The news must’ve finally broke to my father. When I heard him walk into my room and sit in my black office chair, I felt my eyes pulse. He and I both had contributing factors to her death. I called at the back door June 23rd every ten minutes. 10:10. 10:20. 11:50. 12:00. 1:00. Dad finally came down the stairs, awakening from his slumber, yelling at me for the constant opening of the back door and my shrill voice being thrown into the night. He told me to not open the door again. I brushed my teeth. I prayed for her health. And I passed out on to my bed. My father has two emotions: Being Feddie and being annoyed. But that moment in my dimly lit room, me under the covers, him on the chair, we both had the feeling it was our fault. And when he let out that sob, it seemed unreal. A sensitive side was peeking through, one with true emotion and feeling, and for the cat who didn’t like anyone except me. I finally let out my gasping cry and we both sat there in that dimly lit room and shared a feeling I will never forget.

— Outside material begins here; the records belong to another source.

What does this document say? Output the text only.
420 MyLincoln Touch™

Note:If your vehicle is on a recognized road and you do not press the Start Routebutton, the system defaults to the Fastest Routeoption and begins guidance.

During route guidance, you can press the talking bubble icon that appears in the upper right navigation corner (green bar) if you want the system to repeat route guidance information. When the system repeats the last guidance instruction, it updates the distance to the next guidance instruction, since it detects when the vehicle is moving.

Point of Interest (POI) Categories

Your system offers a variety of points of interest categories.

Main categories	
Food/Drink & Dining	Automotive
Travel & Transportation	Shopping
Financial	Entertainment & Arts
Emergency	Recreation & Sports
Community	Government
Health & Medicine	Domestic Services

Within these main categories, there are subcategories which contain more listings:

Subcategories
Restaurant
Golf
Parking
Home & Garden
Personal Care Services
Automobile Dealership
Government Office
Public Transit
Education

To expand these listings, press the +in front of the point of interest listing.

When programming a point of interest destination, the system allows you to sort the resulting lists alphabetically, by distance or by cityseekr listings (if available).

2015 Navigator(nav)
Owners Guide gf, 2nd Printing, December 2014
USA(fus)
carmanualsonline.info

Many times I cursed myself for giving up on her. I should’ve went out with a flashlight, suppressing the idea some lunatic murderer was on the loose, and searched for her. I might’ve stopped whatever hurt her. I should’ve kept calling for her and eventually endure one of my father’s infamous lectures. But I didn’t. That small “should’ve” haunted my thoughts and I couldn’t exorcise it.

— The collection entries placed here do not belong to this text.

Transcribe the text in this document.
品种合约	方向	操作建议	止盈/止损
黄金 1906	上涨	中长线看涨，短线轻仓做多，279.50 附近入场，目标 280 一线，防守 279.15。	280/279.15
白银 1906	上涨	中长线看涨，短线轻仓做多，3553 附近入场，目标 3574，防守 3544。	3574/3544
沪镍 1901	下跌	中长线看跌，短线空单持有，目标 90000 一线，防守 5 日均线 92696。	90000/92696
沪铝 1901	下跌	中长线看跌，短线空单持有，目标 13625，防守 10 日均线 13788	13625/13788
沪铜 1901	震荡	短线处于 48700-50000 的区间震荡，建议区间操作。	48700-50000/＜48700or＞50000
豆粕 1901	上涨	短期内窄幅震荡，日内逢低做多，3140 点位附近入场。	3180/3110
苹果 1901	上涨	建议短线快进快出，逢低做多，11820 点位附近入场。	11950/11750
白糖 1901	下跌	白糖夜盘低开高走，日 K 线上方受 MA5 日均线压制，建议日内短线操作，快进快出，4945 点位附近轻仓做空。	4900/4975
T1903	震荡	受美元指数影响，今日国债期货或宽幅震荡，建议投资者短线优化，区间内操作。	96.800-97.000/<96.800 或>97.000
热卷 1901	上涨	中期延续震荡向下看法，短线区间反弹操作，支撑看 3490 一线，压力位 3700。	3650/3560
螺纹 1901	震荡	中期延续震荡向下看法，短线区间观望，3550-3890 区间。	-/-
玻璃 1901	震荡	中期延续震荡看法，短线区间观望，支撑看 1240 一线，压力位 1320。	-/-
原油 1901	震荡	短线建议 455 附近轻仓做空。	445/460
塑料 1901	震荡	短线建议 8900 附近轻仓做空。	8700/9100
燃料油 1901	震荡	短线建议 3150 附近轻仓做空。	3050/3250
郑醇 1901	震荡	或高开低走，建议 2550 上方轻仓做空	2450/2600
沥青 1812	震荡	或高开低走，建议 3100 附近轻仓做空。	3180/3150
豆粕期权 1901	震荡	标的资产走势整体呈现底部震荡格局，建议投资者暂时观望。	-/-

Mom eventually told me it was her fault Vee-Vee died. She hadn’t been up to date with the cat’s shots and she was overdue on her rabies shots. Mom said if she was on top of it, Vee-Vee would be alive. I wasn’t about to blame her. At the same time, I knew I couldn’t blame myself or my father or even God. It was time for her to leave us and maybe teach us responsibility and even some kind of cruel lesson.
So that’s what happened. Them feels. Oh yeah, Michael Jackson and Farrah Fawcett died too. Rest in peace, girl. I love you.